年度末の今日、東京地方では冷たい雨が降っている。桜が咲き出し、花のイベントもいくつも開催されている。急ぎ足でそのいくつかを覗くと、東京フォーラムの日本フラワーデザイン大賞は質が高く、時間がいくらあっても足りない。これだけ質の高いフラワーデザインのコンテストは他にない。全体を見てディテールを見る、また全体を見る。少なくても会場に来た人たちはそのように見るわけだから、どうしても渋滞する。この日本フラワーデザイン大賞でNFD花ファッション委員会の2008今年の春・夏の花の色、秋・冬の花の色を展示し、モチーフに基づいたデザインされた花を展示していた。NFDは開かれた花の団体として益々活動をエネルギッシュにしていくことだろう。

假屋崎省吾の世界展は日本橋三越本店の新館のギャラリーで開催されている。彼の作品は例えばカトレアの良さを引き出して、しかも何輪も使って一輪一輪の良さを引き出す。使っている花はもちろん市場に流通している花。それを一枝一輪すべて活かしながら自分の世界を表現している。いや、自分の世界ではなく、花の世界を表現し、それが假屋崎省吾の世界となっている。

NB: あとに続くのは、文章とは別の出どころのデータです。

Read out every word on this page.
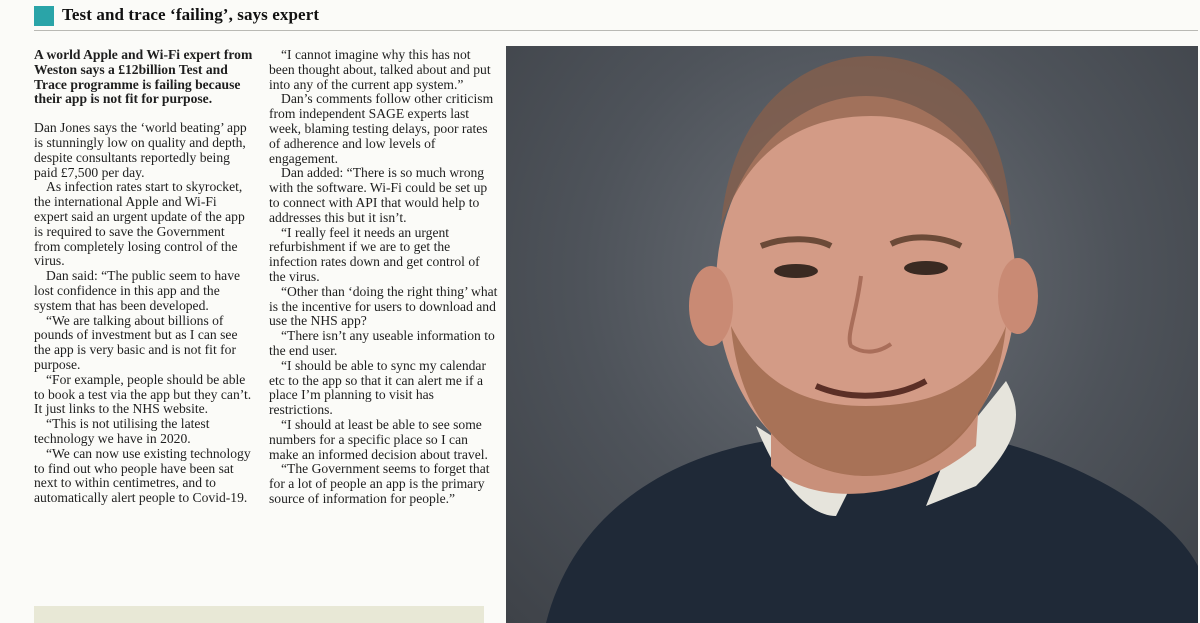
Test and trace ‘failing’, says expert

A world Apple and Wi-Fi expert from Weston says a £12billion Test and Trace programme is failing because their app is not fit for purpose.

Dan Jones says the ‘world beating’ app is stunningly low on quality and depth, despite consultants reportedly being paid £7,500 per day.

As infection rates start to skyrocket, the international Apple and Wi-Fi expert said an urgent update of the app is required to save the Government from completely losing control of the virus.

Dan said: “The public seem to have lost confidence in this app and the system that has been developed.

“We are talking about billions of pounds of investment but as I can see the app is very basic and is not fit for purpose.

“For example, people should be able to book a test via the app but they can’t. It just links to the NHS website.

“This is not utilising the latest technology we have in 2020.

“We can now use existing technology to find out who people have been sat next to within centimetres, and to automatically alert people to Covid-19.

“I cannot imagine why this has not been thought about, talked about and put into any of the current app system.”

Dan’s comments follow other criticism from independent SAGE experts last week, blaming testing delays, poor rates of adherence and low levels of engagement.

Dan added: “There is so much wrong with the software. Wi-Fi could be set up to connect with API that would help to addresses this but it isn’t.

“I really feel it needs an urgent refurbishment if we are to get the infection rates down and get control of the virus.

“Other than ‘doing the right thing’ what is the incentive for users to download and use the NHS app?

“There isn’t any useable information to the end user.

“I should be able to sync my calendar etc to the app so that it can alert me if a place I’m planning to visit has restrictions.

“I should at least be able to see some numbers for a specific place so I can make an informed decision about travel.

“The Government seems to forget that for a lot of people an app is the primary source of information for people.”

さらにもう一つ。幕張メッセで日本フラワー&ガーデンショウが開催され、さすが花の国、千葉県の花や主催の家庭園芸普及協会会員が出展するスペースの質は高い。世界らん展と同じ流れの展示会で、最終日で雨が降るといわれていた日曜日の昼下がりだったせいか、人手のピークは過ぎていた。しかし展示されている花のレベルは大変高く、買いたくなるものばかりであった。

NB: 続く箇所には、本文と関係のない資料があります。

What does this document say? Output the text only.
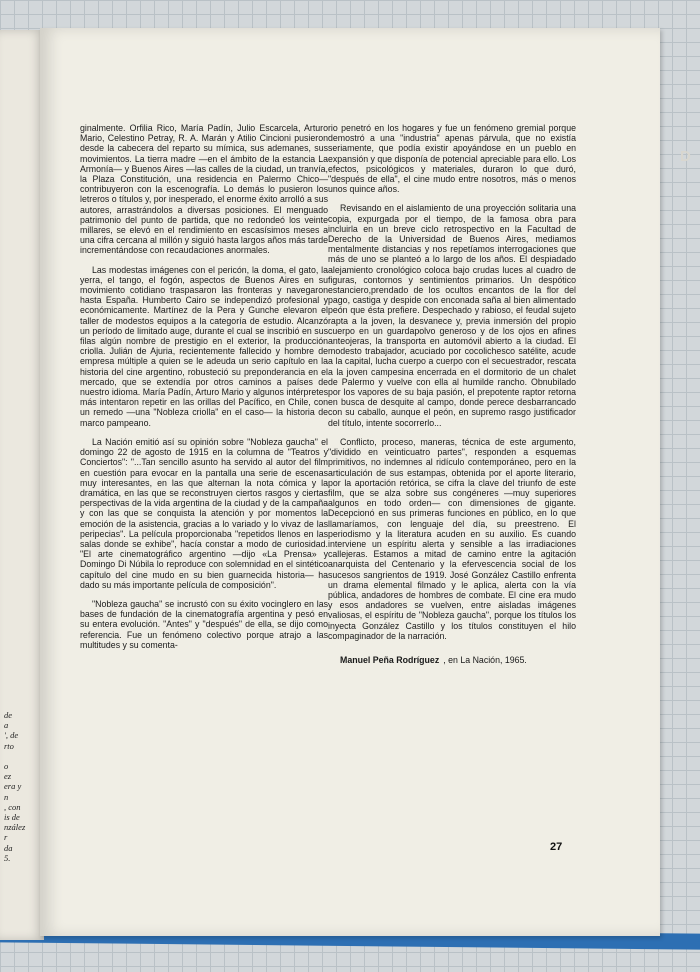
de
a
', de
rto

o
ez
era y
n
, con
is de
nzález
r
da
5.
D

ginalmente. Orfilia Rico, María Padín, Julio Escarcela, Arturo Mario, Celestino Petray, R. A. Marán y Atilio Cincioni pusieron desde la cabecera del reparto su mímica, sus ademanes, sus movimientos. La tierra madre —en el ámbito de la estancia La Armonía— y Buenos Aires —las calles de la ciudad, un tranvía, la Plaza Constitución, una residencia en Palermo Chico— contribuyeron con la escenografía. Lo demás lo pusieron los letreros o títulos y, por inesperado, el enorme éxito arrolló a sus autores, arrastrándolos a diversas posiciones. El menguado patrimonio del punto de partida, que no redondeó los veinte millares, se elevó en el rendimiento en escasísimos meses a una cifra cercana al millón y siguió hasta largos años más tarde incrementándose con recaudaciones anormales.

Las modestas imágenes con el pericón, la doma, el gato, la yerra, el tango, el fogón, aspectos de Buenos Aires en su movimiento cotidiano traspasaron las fronteras y navegaron hasta España. Humberto Cairo se independizó profesional y económicamente. Martínez de la Pera y Gunche elevaron el taller de modestos equipos a la categoría de estudio. Alcanzó un período de limitado auge, durante el cual se inscribió en sus filas algún nombre de prestigio en el exterior, la producción criolla. Julián de Ajuria, recientemente fallecido y hombre de empresa múltiple a quien se le adeuda un serio capítulo en la historia del cine argentino, robusteció su preponderancia en el mercado, que se extendía por otros caminos a países de nuestro idioma. María Padín, Arturo Mario y algunos intérpretes más intentaron repetir en las orillas del Pacífico, en Chile, con un remedo —una "Nobleza criolla" en el caso— la historia de marco pampeano.

La Nación emitió así su opinión sobre "Nobleza gaucha" el domingo 22 de agosto de 1915 en la columna de "Teatros y Conciertos": "...Tan sencillo asunto ha servido al autor del film en cuestión para evocar en la pantalla una serie de escenas muy interesantes, en las que alternan la nota cómica y la dramática, en las que se reconstruyen ciertos rasgos y ciertas perspectivas de la vida argentina de la ciudad y de la campaña y con las que se conquista la atención y por momentos la emoción de la asistencia, gracias a lo variado y lo vivaz de las peripecias". La película proporcionaba "repetidos llenos en las salas donde se exhibe", hacía constar a modo de curiosidad. "El arte cinematográfico argentino —dijo «La Prensa» y Domingo Di Núbila lo reproduce con solemnidad en el sintético capítulo del cine mudo en su bien guarnecida historia— ha dado su más importante película de composición".

"Nobleza gaucha" se incrustó con su éxito vocinglero en las bases de fundación de la cinematografía argentina y pesó en su entera evolución. "Antes" y "después" de ella, se dijo como referencia. Fue un fenómeno colectivo porque atrajo a las multitudes y su comenta-

rio penetró en los hogares y fue un fenómeno gremial porque demostró a una "industria" apenas párvula, que no existía seriamente, que podía existir apoyándose en un pueblo en expansión y que disponía de potencial apreciable para ello. Los efectos, psicológicos y materiales, duraron lo que duró, "después de ella", el cine mudo entre nosotros, más o menos unos quince años.

Revisando en el aislamiento de una proyección solitaria una copia, expurgada por el tiempo, de la famosa obra para incluirla en un breve ciclo retrospectivo en la Facultad de Derecho de la Universidad de Buenos Aires, mediamos mentalmente distancias y nos repetíamos interrogaciones que más de uno se planteó a lo largo de los años. El despiadado alejamiento cronológico coloca bajo crudas luces al cuadro de figuras, contornos y sentimientos primarios. Un despótico estanciero,prendado de los ocultos encantos de la flor del pago, castiga y despide con enconada saña al bien alimentado peón que ésta prefiere. Despechado y rabioso, el feudal sujeto rapta a la joven, la desvanece y, previa inmersión del propio cuerpo en un guardapolvo generoso y de los ojos en afines anteojeras, la transporta en automóvil abierto a la ciudad. El modesto trabajador, acuciado por cocolichesco satélite, acude a la capital, lucha cuerpo a cuerpo con el secuestrador, rescata a la joven campesina encerrada en el dormitorio de un chalet de Palermo y vuelve con ella al humilde rancho. Obnubilado por los vapores de su baja pasión, el prepotente raptor retorna en busca de desquite al campo, donde perece desbarrancado con su caballo, aunque el peón, en supremo rasgo justificador del título, intente socorrerlo...

Conflicto, proceso, maneras, técnica de este argumento, "dividido en veinticuatro partes", responden a esquemas primitivos, no indemnes al ridículo contemporáneo, pero en la articulación de sus estampas, obtenida por el aporte literario, por la aportación retórica, se cifra la clave del triunfo de este film, que se alza sobre sus congéneres —muy superiores algunos en todo orden— con dimensiones de gigante. Decepcionó en sus primeras funciones en público, en lo que llamaríamos, con lenguaje del día, su preestreno. El periodismo y la literatura acuden en su auxilio. Es cuando interviene un espíritu alerta y sensible a las irradiaciones callejeras. Estamos a mitad de camino entre la agitación anarquista del Centenario y la efervescencia social de los sucesos sangrientos de 1919. José González Castillo enfrenta un drama elemental filmado y le aplica, alerta con la vía pública, andadores de hombres de combate. El cine era mudo y esos andadores se vuelven, entre aisladas imágenes valiosas, el espíritu de "Nobleza gaucha", porque los títulos los inyecta González Castillo y los títulos constituyen el hilo compaginador de la narración.

Manuel Peña Rodríguez , en La Nación, 1965.

27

昨年と今年で違う点がある。それは例年だと2月、房総半島が露地のキンセンカやストック、菜の花などを見に来る人たちで賑わう頃、切花を買いはじめる人たちが多くなる。3月に入ってひな祭りが終わる頃、卒業式や彼岸があるのでもう一段切花需要が多くなり量的に売れはじまる。その頃に鉢物が売れはじめ、そして彼岸後苗物が売れはじまる。これが例年のパターンであるが、今年は桜が咲き始めて、切花も鉢物も店頭で本格的に売れはじめた。特に先週は良く売れて、どの花屋さんもてんてこ舞い。4月8日のお釈迦様の日まで忙しさが続いていくと思う。特に年度末に忙しいのは退職をしたり、人事異動があったりして花束需要が多いわけだが、団塊の世代が大量に定年退職というのはわかる。しかしそれだけでなく、今年に入り不振だった店売りまで好調だというのが今年の特徴だ。時代の心持ちというのは行動でわかる。よく言われるようにエモーションはモーションに出るのだ。だとすると、桜の咲いたこの時期にはじめて消費者の誰もが心を開き、暗いニュースが次々伝えられてもそれも受け止め、自分の来し方やこれから歩んでいく先を見つめながら生命感の躍動をキラキラ輝くように咲く花と同化し感じたいと思うのであろう。

ガソリン代が上がり、食費もかさむ。残った自由になるお金で花を買う。今、花を買いたいと思うその欲求をはっきり感じることが出来る。それにしても例年だと桜の美しさに負けて花店の存在価値がかすむのだが、今年は価値が高くなっているのがおもしろい。